Hillsboro Tribune
- Type: Weekly newspaper
- Format: Broadsheet
- Owner: Pamplin Media Group
- Publisher: Nikki DeBuse
- Founded: 2012
- Ceased publication: 2019
- City: Hillsboro, Oregon, U.S.
- Sister newspapers: News-Times (Forest Grove)
- Website: hillsboronewstimes.com

= Hillsboro Tribune =

Weekly newspaper published in Hillsboro, Oregon

The Hillsboro Tribune was a weekly newspaper that covered the city of Hillsboro in the U.S. state of Oregon and was published from 2012 to 2019. It was replaced in 2019 by a Hillsboro edition of the Forest Grove News-Times, a sister publication.

Owned by the Pamplin Media Group, the newspaper published its first issue on September 7, 2012. It was Pamplin's first new paper since 2001, when the company started the Portland Tribune, and was designed to complement its other local papers in the Portland metropolitan area. The Tribune competed with the now-defunct Hillsboro Argus, which was published by Advance Publications, which also publishes The Oregonian that competes with the Portland Tribune. John Schrag served as the first publisher, with Kevin Harden, Jim Redden, and Jennifer Anderson as the news team. Pamplin distributed the paper free at newsstands in the Hillsboro and Aloha areas, as well as via home delivery with a paid subscription. For most of the paper's history, the weekly newsprint edition was published on Fridays, but this was changed to Wednesdays in February 2018.

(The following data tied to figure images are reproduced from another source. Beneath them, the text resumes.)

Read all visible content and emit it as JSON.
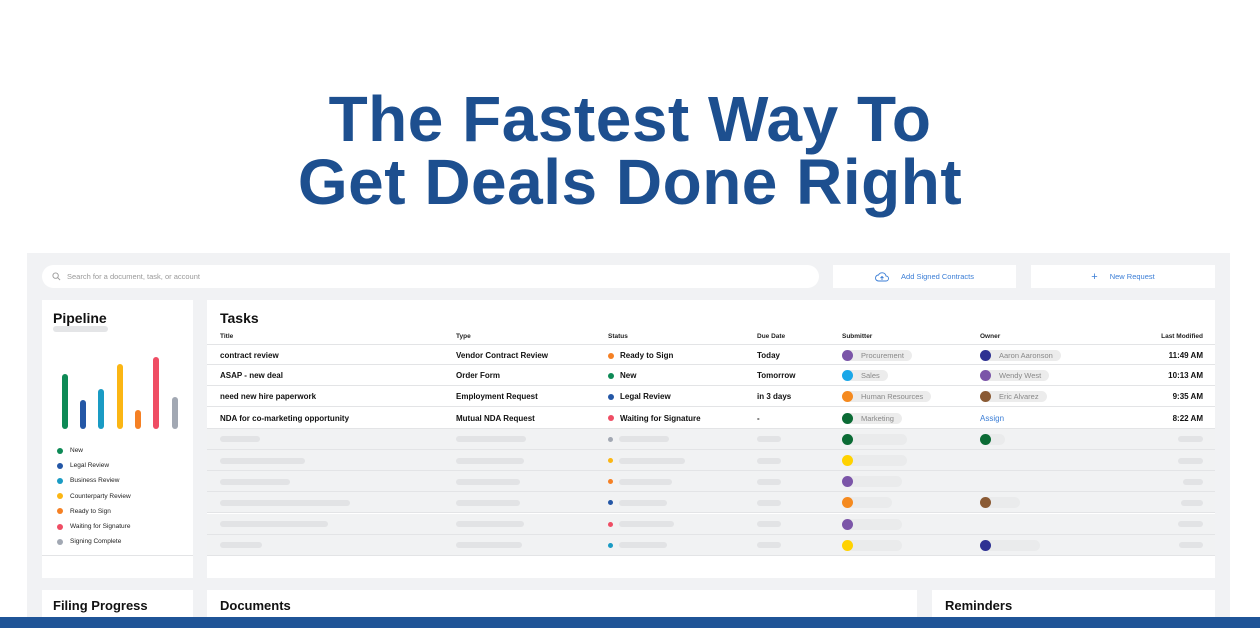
{
  "headline": {
    "line1": "The Fastest Way To",
    "line2": "Get Deals Done Right"
  },
  "search": {
    "placeholder": "Search for a document, task, or account",
    "icon": "search-icon"
  },
  "buttons": {
    "add_signed": "Add Signed Contracts",
    "new_request": "New Request"
  },
  "pipeline": {
    "title": "Pipeline",
    "bars": [
      {
        "stage": "New",
        "level": 0.76,
        "color": "#0e8a56"
      },
      {
        "stage": "Legal Review",
        "level": 0.4,
        "color": "#2457a6"
      },
      {
        "stage": "Business Review",
        "level": 0.55,
        "color": "#1a9bc4"
      },
      {
        "stage": "Counterparty Review",
        "level": 0.9,
        "color": "#fbb614"
      },
      {
        "stage": "Ready to Sign",
        "level": 0.26,
        "color": "#f58024"
      },
      {
        "stage": "Waiting for Signature",
        "level": 1.0,
        "color": "#ef4d64"
      },
      {
        "stage": "Signing Complete",
        "level": 0.45,
        "color": "#a2a8b3"
      }
    ],
    "legend": [
      {
        "label": "New",
        "color": "#0e8a56"
      },
      {
        "label": "Legal Review",
        "color": "#2457a6"
      },
      {
        "label": "Business Review",
        "color": "#1a9bc4"
      },
      {
        "label": "Counterparty Review",
        "color": "#fbb614"
      },
      {
        "label": "Ready to Sign",
        "color": "#f58024"
      },
      {
        "label": "Waiting for Signature",
        "color": "#ef4d64"
      },
      {
        "label": "Signing Complete",
        "color": "#a2a8b3"
      }
    ]
  },
  "tasks": {
    "title": "Tasks",
    "columns": [
      "Title",
      "Type",
      "Status",
      "Due Date",
      "Submitter",
      "Owner",
      "Last Modified"
    ],
    "rows": [
      {
        "title": "contract review",
        "type": "Vendor Contract Review",
        "status": "Ready to Sign",
        "status_color": "#f58024",
        "due": "Today",
        "submitter": "Procurement",
        "submitter_color": "#7b55a8",
        "owner": "Aaron Aaronson",
        "owner_color": "#2e3192",
        "modified": "11:49 AM"
      },
      {
        "title": "ASAP - new deal",
        "type": "Order Form",
        "status": "New",
        "status_color": "#0e8a56",
        "due": "Tomorrow",
        "submitter": "Sales",
        "submitter_color": "#1aa7e8",
        "owner": "Wendy West",
        "owner_color": "#7b55a8",
        "modified": "10:13 AM"
      },
      {
        "title": "need new hire paperwork",
        "type": "Employment Request",
        "status": "Legal Review",
        "status_color": "#2457a6",
        "due": "in 3 days",
        "submitter": "Human Resources",
        "submitter_color": "#f58a1f",
        "owner": "Eric Alvarez",
        "owner_color": "#8a5a34",
        "modified": "9:35 AM"
      },
      {
        "title": "NDA for co-marketing opportunity",
        "type": "Mutual NDA Request",
        "status": "Waiting for Signature",
        "status_color": "#ef4d64",
        "due": "-",
        "submitter": "Marketing",
        "submitter_color": "#0b6b35",
        "owner": "Assign",
        "owner_color": "",
        "modified": "8:22 AM"
      }
    ],
    "placeholder_rows": [
      {
        "status_color": "#a2a8b3",
        "submitter_color": "#0b6b35",
        "owner_color": "#0b6b35"
      },
      {
        "status_color": "#fbb614",
        "submitter_color": "#ffd200",
        "owner_color": ""
      },
      {
        "status_color": "#f58024",
        "submitter_color": "#7b55a8",
        "owner_color": ""
      },
      {
        "status_color": "#2457a6",
        "submitter_color": "#f58a1f",
        "owner_color": "#8a5a34"
      },
      {
        "status_color": "#ef4d64",
        "submitter_color": "#7b55a8",
        "owner_color": ""
      },
      {
        "status_color": "#1a9bc4",
        "submitter_color": "#ffd200",
        "owner_color": "#2e3192"
      }
    ]
  },
  "bottom_cards": {
    "filing": "Filing Progress",
    "documents": "Documents",
    "reminders": "Reminders"
  },
  "colors": {
    "headline": "#1d4f8f",
    "accent": "#3b7ed6",
    "footer_bar": "#1f5497"
  }
}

In August 2019, the paper's publisher announced that the Tribune would be replaced by a Hillsboro edition of its sister paper, the News-Times of Forest Grove, and no longer be published under the Hillsboro Tribune title. The final newsprint edition under the Tribune name was that of August 7, 2019.

==History==
Pamplin announced the launch of the new newspaper on August 21, 2012, in the News-Times of Forest Grove. Hillsboro last had two newspapers in 1932, at which time the owner of the Argus purchased the Washington Independent and merged the papers. The Tribune was originally published biweekly, but at the time of its launch its owners were already hoping to expand to weekly publication, and this was goal achieved in March 2013.

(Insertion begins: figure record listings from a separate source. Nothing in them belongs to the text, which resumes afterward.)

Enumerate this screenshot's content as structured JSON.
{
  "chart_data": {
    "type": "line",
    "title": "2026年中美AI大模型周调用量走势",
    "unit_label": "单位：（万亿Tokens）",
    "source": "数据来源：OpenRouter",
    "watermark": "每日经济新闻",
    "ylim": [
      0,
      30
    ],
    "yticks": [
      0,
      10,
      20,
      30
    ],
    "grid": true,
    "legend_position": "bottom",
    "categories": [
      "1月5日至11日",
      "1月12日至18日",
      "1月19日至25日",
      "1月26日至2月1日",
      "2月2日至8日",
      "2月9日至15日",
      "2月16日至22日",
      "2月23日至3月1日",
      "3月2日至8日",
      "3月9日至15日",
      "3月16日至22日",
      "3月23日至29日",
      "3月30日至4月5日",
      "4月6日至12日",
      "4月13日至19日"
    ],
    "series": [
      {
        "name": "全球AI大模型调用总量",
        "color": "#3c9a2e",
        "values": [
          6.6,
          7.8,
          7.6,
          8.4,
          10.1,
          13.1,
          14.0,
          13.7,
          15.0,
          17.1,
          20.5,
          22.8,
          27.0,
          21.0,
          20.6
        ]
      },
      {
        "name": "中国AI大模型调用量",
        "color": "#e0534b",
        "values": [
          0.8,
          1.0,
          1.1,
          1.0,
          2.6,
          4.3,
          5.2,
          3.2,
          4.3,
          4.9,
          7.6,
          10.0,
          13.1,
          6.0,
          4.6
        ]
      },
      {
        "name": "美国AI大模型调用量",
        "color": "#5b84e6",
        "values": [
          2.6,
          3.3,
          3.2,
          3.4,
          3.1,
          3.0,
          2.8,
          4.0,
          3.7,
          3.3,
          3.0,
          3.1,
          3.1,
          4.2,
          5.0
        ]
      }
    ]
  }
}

The first edition of the newspaper published on Friday, September 7, 2012, included stories covering the planned Hillsboro baseball stadium, STEM programs (science, technology, engineering, and mathematics) in local schools, and exploring Hillsboro and the county's economic impact upon the larger metropolitan area. The cover story dealt with money the State of Oregon owed to Washington County being held-up by a potential glitch in a law. This inaugural edition was mailed to 7,000 residents, with other copies available at green newspaper boxes in the local area, primarily at businesses. Pamplin would distribute the paper free at newsstands in the Hillsboro and Aloha areas, as well as via home delivery with a subscription.

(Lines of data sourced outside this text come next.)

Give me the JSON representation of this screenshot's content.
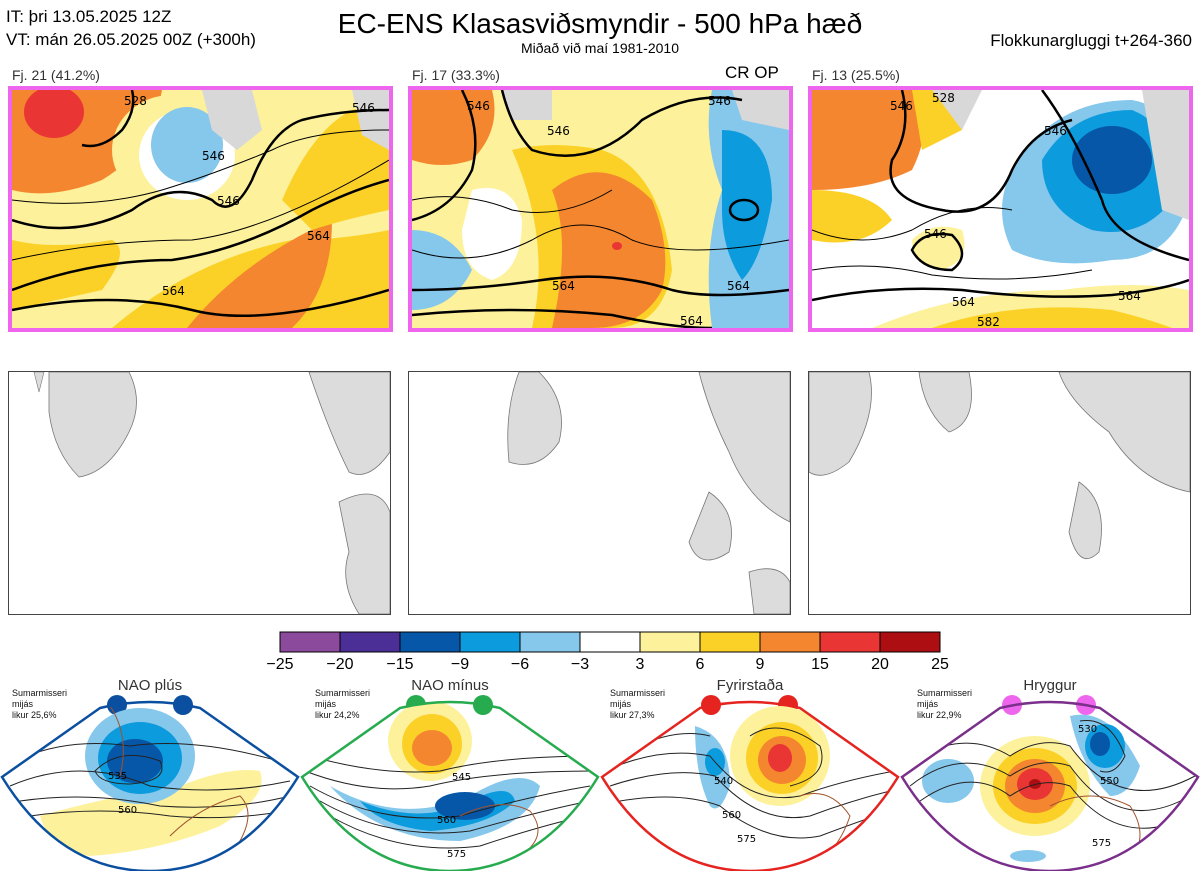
{
  "header": {
    "it": "IT: þri 13.05.2025 12Z",
    "vt": "VT: mán 26.05.2025 00Z  (+300h)",
    "title": "EC-ENS Klasasviðsmyndir - 500 hPa hæð",
    "subtitle": "Miðað við maí 1981-2010",
    "window": "Flokkunargluggi t+264-360"
  },
  "clusters": [
    {
      "label": "Fj. 21 (41.2%)",
      "tag": "",
      "contours": [
        "528",
        "546",
        "546",
        "546",
        "564",
        "564"
      ]
    },
    {
      "label": "Fj. 17 (33.3%)",
      "tag": "CR OP",
      "contours": [
        "546",
        "546",
        "546",
        "564",
        "564",
        "564"
      ]
    },
    {
      "label": "Fj. 13 (25.5%)",
      "tag": "",
      "contours": [
        "528",
        "546",
        "546",
        "546",
        "564",
        "564",
        "582"
      ]
    }
  ],
  "colorbar": {
    "colors": [
      "#8b4a9c",
      "#4b2e96",
      "#0757a8",
      "#0c9bdc",
      "#86c7ec",
      "#ffffff",
      "#fdf29b",
      "#fcd127",
      "#f4862f",
      "#e93534",
      "#ad0e12"
    ],
    "ticks": [
      "−25",
      "−20",
      "−15",
      "−9",
      "−6",
      "−3",
      "3",
      "6",
      "9",
      "15",
      "20",
      "25"
    ]
  },
  "regimes": [
    {
      "name": "NAO plús",
      "note": [
        "Sumarmisseri",
        "mijás",
        "likur 25,6%"
      ],
      "dot_color": "#0b4fa0",
      "frame_color": "#0b4fa0",
      "contours": [
        "535",
        "560"
      ]
    },
    {
      "name": "NAO mínus",
      "note": [
        "Sumarmisseri",
        "mijás",
        "likur 24,2%"
      ],
      "dot_color": "#27ab4f",
      "frame_color": "#27ab4f",
      "contours": [
        "545",
        "560",
        "575"
      ]
    },
    {
      "name": "Fyrirstaða",
      "note": [
        "Sumarmisseri",
        "mijás",
        "likur 27,3%"
      ],
      "dot_color": "#e52420",
      "frame_color": "#e52420",
      "contours": [
        "540",
        "560",
        "575"
      ]
    },
    {
      "name": "Hryggur",
      "note": [
        "Sumarmisseri",
        "mijás",
        "likur 22,9%"
      ],
      "dot_color": "#ee66ee",
      "frame_color": "#7a2f8a",
      "contours": [
        "530",
        "550",
        "575"
      ]
    }
  ]
}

The month after the Tribune's launch, the publishers of the Argus launched the Forest Grove Leader to compete with the News-Times in neighboring Forest Grove, which was published by the same company as the Tribune. The publisher for the Tribune and News-Times stated he thought the new paper in Forest Grove was retaliation for the launch of the Tribune. The initial period of biweekly publication ended in March 2013, when the paper became a weekly. At the same time, original editor Kevin Harden left for a different position with Pamplin Media Group, the Tribunes owner, and Nancy Townsley became the paper's managing editor. The Tribune won three awards in its category in 2014 from the Society of Professional Journalists' Northwest Excellence in Journalism contest for its 2013 coverage. Nikki DeBuse became the paper's publisher on February 1, 2016, succeeding John Schrag.

Free subscriptions to the Tribune, delivered by mail, were introduced experimentally in early 2017. This service lasted about one year, being discontinued in early February 2018 and replaced by a return to paid subscriptions for readers wanting home delivery. The paper continued to be free at newsstands.

After five years of being published on Fridays, the weekly paper's publication date was moved to Wednesdays effective February 7, 2018. Prior to this change, each weekly edition had to be readied for printing two days before publication, effectively delaying the Tribune's print-edition reporting of Wednesday and Thursday news by a week, because the Hillsboro Tribune needed to be printed on Tuesday nights in order to fit into the printing schedule at Pamplin's press in Gresham, Oregon, where many other Pamplin newspapers are printed. The printing schedule was unchanged, but the move to Wednesday publication meant that paper was now distributed only hours after being printed.

In August 2019, Pamplin Media announced that the Tribune would be replaced by a Hillsboro edition of its sister paper, the News-Times, of Forest Grove, and no longer be published under the Hillsboro Tribune title. The final newsprint edition under the Tribune name was that of August 7, 2019.